Ira Moskowitz, the director of advanced-manufacturing programs with the Innovation Institute at the Massachusetts Technology Collaborative presented at the Frontiers in Optics meeting in Washington, D.C. on Monday, Sept. 18, 2017. His presentation was captured in the Optics & Photonics News publication. Here are some excerpts from the article:

"...In addition to its formidable technical requirements, explained Moskowtiz, the self-driving-car revolution will create new and highly complex supply chains and new educational and workforce needs. Together, he suggested, those developments will present “huge challenges.” And that’s especially true for the photonic integrated circuits (PICs) that will drive some of the new vehicles’ core functionalities..."

"...Moskowitz sketched out a byzantine supply chain involving multiple overlapping stages stretching from design through wafer fabrication, testing, probing, assembly and packaging into subsystems and finished products for use by the autonomous-vehicle industry—which, he said will likely prove to be “the most challenging customer base you could ever imagine having to ship into.”

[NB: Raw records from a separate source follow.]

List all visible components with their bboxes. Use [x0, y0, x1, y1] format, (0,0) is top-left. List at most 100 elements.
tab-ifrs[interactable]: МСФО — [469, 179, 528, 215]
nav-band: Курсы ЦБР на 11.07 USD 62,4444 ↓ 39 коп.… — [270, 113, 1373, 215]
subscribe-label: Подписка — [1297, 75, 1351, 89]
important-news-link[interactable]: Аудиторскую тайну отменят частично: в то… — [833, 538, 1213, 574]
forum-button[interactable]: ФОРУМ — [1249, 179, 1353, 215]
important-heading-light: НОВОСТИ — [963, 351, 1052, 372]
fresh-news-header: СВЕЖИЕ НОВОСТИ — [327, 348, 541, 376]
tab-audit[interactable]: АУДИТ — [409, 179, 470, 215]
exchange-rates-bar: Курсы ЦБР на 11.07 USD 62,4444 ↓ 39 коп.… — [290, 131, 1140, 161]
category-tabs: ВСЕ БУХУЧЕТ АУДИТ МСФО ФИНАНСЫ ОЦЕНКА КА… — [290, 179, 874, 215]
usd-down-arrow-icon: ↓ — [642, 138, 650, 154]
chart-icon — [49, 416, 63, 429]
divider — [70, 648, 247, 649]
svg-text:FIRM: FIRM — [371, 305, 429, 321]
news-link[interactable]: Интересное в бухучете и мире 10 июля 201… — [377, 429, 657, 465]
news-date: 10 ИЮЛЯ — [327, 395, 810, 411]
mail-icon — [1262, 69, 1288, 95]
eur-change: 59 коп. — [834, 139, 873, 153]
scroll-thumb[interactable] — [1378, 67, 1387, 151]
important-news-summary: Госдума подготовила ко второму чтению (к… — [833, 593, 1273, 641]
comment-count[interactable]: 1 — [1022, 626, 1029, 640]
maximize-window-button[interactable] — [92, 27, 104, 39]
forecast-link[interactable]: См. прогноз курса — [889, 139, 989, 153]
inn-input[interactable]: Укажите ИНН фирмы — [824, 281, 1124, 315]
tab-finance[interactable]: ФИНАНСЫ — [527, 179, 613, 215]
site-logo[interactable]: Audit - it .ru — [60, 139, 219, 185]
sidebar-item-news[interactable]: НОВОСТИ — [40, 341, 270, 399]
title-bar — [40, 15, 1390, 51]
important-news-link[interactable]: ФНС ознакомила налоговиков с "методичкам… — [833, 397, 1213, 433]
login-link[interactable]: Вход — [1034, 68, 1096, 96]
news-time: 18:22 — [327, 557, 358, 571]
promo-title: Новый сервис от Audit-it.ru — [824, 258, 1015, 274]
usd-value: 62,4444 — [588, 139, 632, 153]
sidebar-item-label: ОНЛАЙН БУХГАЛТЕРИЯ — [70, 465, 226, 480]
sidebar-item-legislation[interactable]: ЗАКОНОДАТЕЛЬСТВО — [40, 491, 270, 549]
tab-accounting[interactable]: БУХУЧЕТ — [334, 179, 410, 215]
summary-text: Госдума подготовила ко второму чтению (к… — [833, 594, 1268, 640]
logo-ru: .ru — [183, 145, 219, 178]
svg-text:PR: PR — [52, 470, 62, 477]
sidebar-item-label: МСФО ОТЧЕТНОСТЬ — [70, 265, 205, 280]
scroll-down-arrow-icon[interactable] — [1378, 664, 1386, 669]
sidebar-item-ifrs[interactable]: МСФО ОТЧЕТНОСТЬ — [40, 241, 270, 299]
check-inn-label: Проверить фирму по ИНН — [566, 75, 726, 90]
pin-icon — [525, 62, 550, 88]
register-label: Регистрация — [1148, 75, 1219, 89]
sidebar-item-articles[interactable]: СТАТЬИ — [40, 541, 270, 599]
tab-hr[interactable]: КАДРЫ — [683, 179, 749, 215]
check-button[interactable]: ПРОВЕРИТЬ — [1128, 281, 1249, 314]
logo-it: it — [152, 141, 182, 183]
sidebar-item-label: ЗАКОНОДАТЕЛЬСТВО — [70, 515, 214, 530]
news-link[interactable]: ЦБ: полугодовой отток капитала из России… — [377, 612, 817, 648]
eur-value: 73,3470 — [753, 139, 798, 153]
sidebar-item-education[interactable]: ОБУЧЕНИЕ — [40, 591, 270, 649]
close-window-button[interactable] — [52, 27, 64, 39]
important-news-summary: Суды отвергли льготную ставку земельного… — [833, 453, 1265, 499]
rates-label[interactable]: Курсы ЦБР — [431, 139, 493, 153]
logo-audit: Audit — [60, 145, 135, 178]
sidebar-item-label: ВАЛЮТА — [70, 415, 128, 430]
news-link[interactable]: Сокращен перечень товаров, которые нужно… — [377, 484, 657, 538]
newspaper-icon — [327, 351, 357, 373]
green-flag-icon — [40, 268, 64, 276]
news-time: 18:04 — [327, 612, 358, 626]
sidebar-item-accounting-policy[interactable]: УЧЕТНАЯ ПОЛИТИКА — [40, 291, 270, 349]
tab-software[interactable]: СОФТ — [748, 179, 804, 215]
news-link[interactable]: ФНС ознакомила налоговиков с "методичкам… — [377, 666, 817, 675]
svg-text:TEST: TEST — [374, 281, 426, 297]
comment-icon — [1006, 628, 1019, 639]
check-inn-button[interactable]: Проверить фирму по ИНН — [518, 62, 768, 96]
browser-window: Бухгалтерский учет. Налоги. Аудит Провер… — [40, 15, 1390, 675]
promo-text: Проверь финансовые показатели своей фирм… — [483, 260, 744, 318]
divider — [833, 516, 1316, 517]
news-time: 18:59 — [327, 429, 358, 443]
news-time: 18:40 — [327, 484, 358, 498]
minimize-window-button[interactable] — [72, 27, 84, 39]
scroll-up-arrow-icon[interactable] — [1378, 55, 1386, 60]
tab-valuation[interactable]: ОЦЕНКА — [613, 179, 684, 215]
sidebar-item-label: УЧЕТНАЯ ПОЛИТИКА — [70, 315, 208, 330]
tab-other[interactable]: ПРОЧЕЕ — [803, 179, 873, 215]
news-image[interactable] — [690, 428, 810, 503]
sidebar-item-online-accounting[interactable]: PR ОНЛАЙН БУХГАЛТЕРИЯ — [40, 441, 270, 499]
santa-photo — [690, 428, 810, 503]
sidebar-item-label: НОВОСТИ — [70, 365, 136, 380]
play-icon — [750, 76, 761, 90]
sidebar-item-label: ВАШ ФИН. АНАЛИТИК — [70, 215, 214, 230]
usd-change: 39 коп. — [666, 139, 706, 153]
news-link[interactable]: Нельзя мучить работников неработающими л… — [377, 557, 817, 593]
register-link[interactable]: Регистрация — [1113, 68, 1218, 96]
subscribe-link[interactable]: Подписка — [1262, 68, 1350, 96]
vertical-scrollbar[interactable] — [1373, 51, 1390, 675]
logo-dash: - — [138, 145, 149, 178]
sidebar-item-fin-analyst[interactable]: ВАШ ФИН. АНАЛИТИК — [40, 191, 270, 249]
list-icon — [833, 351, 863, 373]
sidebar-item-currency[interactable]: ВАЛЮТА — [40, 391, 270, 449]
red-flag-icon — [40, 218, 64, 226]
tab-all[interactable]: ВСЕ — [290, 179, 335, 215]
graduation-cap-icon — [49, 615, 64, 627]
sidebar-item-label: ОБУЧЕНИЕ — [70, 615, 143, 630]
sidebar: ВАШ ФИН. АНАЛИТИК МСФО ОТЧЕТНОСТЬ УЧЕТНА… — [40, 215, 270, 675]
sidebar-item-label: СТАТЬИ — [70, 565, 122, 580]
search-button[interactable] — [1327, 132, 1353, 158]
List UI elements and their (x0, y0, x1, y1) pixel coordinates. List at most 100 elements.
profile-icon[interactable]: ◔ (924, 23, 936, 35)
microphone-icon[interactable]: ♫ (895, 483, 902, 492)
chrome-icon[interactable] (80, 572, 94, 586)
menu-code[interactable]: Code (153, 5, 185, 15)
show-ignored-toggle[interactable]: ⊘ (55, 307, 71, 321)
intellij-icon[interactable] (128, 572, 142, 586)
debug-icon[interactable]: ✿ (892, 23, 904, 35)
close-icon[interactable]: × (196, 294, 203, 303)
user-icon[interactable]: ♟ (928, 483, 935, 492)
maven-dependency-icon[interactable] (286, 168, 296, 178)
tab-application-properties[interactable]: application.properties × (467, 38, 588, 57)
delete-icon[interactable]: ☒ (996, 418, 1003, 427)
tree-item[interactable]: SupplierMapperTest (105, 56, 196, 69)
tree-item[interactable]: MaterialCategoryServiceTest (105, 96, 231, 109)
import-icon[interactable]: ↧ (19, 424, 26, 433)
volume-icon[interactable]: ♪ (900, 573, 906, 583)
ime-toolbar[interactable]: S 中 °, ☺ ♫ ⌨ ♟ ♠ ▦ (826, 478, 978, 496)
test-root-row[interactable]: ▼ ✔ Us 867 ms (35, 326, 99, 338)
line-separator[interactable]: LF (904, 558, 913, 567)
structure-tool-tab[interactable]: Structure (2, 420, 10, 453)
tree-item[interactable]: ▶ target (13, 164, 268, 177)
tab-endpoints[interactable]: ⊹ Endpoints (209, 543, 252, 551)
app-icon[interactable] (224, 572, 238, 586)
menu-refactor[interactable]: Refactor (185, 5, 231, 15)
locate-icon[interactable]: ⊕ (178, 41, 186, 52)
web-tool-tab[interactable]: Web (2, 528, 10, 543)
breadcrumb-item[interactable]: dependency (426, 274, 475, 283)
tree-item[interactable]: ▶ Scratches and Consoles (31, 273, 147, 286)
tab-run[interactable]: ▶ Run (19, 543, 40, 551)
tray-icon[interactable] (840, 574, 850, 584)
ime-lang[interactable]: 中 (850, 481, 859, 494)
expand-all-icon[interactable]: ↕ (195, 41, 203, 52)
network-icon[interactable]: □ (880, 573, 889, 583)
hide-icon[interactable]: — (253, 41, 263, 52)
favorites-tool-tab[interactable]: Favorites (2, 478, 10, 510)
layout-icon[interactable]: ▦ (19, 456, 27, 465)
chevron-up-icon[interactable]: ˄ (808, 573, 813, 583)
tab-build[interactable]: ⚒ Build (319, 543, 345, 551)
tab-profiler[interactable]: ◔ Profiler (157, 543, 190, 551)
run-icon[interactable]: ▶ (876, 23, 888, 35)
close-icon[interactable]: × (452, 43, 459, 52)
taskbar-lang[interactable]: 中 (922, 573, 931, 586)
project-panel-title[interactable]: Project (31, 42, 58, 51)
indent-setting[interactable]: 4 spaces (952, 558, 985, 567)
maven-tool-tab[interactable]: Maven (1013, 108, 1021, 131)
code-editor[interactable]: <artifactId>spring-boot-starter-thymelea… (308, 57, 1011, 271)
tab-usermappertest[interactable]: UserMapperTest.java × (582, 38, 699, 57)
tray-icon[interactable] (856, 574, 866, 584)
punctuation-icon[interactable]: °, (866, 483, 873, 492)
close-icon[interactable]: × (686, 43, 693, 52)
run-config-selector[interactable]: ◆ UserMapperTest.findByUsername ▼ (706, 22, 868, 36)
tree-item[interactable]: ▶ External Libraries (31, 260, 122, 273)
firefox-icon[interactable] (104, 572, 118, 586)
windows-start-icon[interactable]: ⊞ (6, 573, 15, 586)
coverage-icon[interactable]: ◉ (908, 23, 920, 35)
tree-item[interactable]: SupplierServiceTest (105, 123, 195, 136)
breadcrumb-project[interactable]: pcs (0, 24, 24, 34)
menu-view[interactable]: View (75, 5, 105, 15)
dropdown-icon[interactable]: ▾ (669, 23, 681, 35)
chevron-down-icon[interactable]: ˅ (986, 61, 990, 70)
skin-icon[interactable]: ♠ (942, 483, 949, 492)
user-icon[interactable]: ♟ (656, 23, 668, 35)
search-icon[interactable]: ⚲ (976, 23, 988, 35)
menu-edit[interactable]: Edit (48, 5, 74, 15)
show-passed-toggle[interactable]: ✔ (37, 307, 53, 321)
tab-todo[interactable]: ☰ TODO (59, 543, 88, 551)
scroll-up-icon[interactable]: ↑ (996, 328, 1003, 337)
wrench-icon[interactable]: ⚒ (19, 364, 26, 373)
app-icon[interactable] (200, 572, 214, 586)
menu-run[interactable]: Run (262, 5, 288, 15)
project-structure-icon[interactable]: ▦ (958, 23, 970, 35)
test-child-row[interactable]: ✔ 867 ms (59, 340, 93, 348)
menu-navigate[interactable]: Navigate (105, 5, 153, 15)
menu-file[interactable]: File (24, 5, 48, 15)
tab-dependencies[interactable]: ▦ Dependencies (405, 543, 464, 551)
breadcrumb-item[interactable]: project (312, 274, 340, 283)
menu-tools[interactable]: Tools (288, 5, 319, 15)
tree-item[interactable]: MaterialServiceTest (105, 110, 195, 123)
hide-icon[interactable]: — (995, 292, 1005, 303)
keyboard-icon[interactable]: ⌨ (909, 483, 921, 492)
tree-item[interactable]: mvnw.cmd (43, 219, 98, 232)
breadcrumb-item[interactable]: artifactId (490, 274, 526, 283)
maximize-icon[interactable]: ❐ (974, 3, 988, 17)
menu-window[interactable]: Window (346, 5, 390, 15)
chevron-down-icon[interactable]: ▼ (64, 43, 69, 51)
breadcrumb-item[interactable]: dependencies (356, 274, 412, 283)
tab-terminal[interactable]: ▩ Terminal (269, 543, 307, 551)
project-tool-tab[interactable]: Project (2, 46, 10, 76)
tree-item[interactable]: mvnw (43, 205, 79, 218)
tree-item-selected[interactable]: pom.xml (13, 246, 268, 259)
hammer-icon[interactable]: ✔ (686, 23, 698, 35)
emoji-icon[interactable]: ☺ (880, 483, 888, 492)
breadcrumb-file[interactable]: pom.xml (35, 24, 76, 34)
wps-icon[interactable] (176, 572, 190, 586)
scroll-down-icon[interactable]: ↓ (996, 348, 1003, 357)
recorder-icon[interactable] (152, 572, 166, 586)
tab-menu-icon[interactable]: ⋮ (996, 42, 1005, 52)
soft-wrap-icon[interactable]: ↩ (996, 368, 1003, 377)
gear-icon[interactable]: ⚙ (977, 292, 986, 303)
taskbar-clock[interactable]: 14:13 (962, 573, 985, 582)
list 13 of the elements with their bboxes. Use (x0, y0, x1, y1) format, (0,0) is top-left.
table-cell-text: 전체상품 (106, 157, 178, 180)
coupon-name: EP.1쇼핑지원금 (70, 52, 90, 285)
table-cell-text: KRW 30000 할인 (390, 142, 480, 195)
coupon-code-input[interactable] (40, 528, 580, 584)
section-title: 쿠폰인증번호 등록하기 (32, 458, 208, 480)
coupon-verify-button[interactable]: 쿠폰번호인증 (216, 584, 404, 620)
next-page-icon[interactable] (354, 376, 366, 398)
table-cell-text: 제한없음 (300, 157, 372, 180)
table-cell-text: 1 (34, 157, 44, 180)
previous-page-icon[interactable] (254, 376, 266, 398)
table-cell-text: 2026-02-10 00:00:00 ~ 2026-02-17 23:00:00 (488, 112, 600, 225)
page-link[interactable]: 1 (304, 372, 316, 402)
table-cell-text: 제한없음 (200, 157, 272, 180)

"...Moskowitz also called attention to “the talent side,” and how the drive for autonomous vehicles is creating new requirements for workforce education and training. Automobile manufacturers, he observed, are ramping up to hire literally thousands of employees to support autonomous-vehicle development. “The problem is finding the people to go into those jobs,” Moskowtiz said. And that quandary could prove one of the biggest obstacles to sustainable PIC manufacturing for self-driving cars."

"...He suggested that public agencies such as his organization, the Massachusetts Technology Collaborative, and public-private partnerships such as AIM Photonics could help the process of building such an ecosystem, given the inherently cross-cutting technology domain inhabited by autonomous vehicles. “It’s not simply photonics,” said Moskowitz. “It’s also software, automation, robotics, smart cities, mass transit and regulation.”